A male lion can mate up to 100 times a day in a process that lasts only about 17 seconds. They can keep this up for around four to five days. Phew!
The male lions seldom hang around with the pride to nurture their cubs and may even kill them.
It’s usually lionesses who approach the male of their choosing, rather than the male approaching the female.
The female can mate with a number of different pride males and the males do likewise, resulting in cubs in the same litter having different fathers. This can protect the cubs from infanticide as each male then may believe the cubs belong to him.

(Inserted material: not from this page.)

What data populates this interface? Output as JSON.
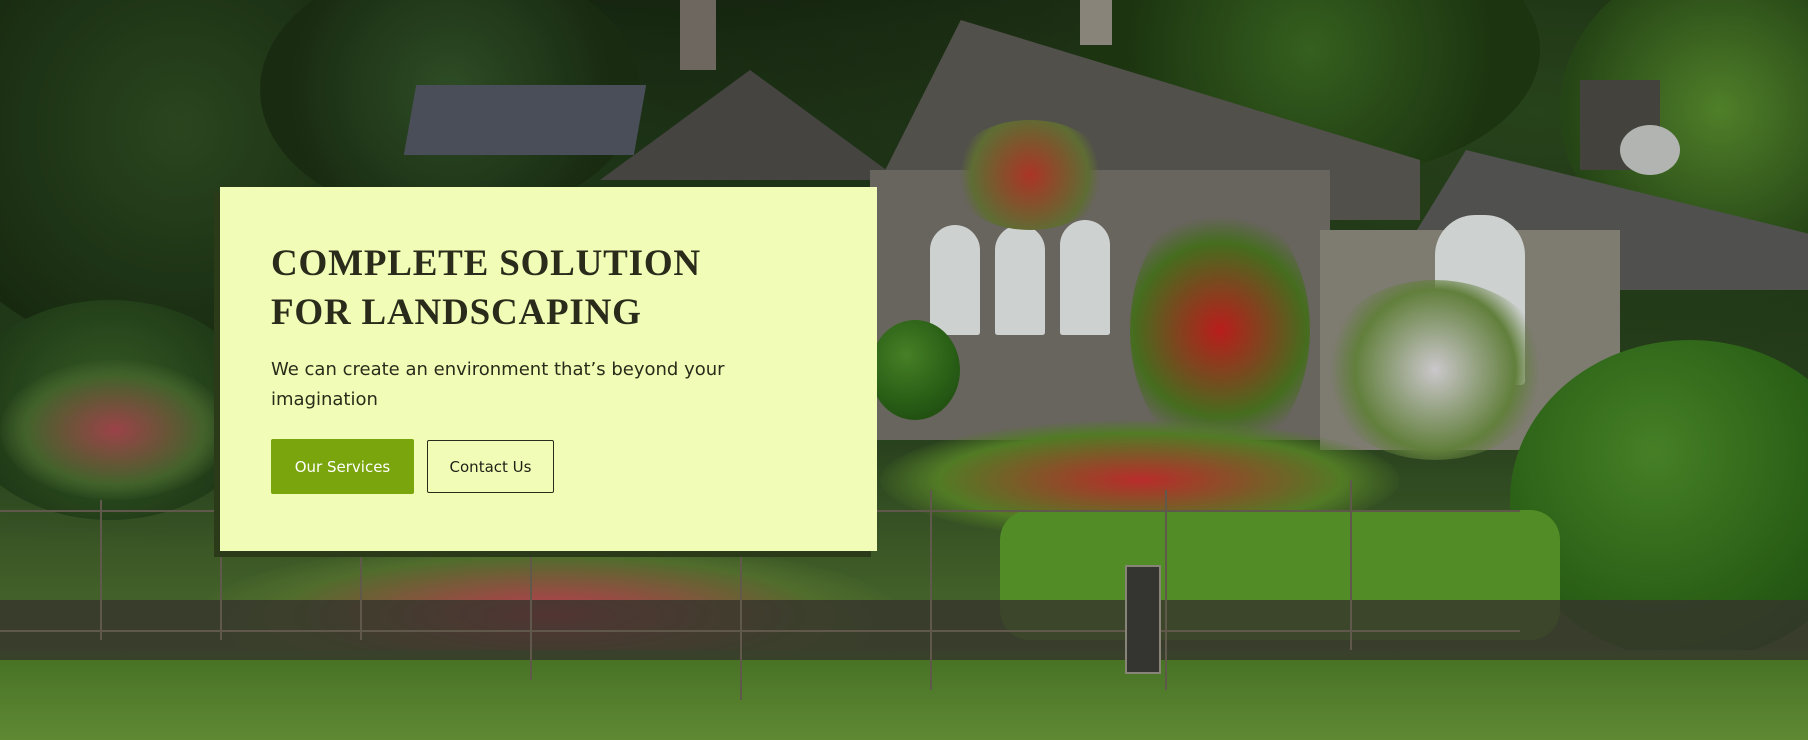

When they reach two years old, (sexually mature) the male cubs will be ousted from the pride by the dominant male. Sadly, many will die in the first few weeks, as most are inexperienced hunters. The female cubs are normally allowed to stay in the pride.
Lionesses are often seen biting males during mating. This is because the male’s spiked penis can cause pain when withdrawn, which stimulates ovulation to occur.
In some prides up to 80% of the cubs don’t survive. Either they are killed by other males, or they don’t get enough to eat (they typically eat last in the hierarchy of the pride).
When the dominant male lion is shot by hunters, (always the preferred choice), the effect can be far reaching in the pride, as less genetically strong males step into the dominant male position, weakening the overall genetic make-up of the pride. Over time, and with repetitive hunting, this can seriously affect the pride. Fortunately, many countries have banned hunting.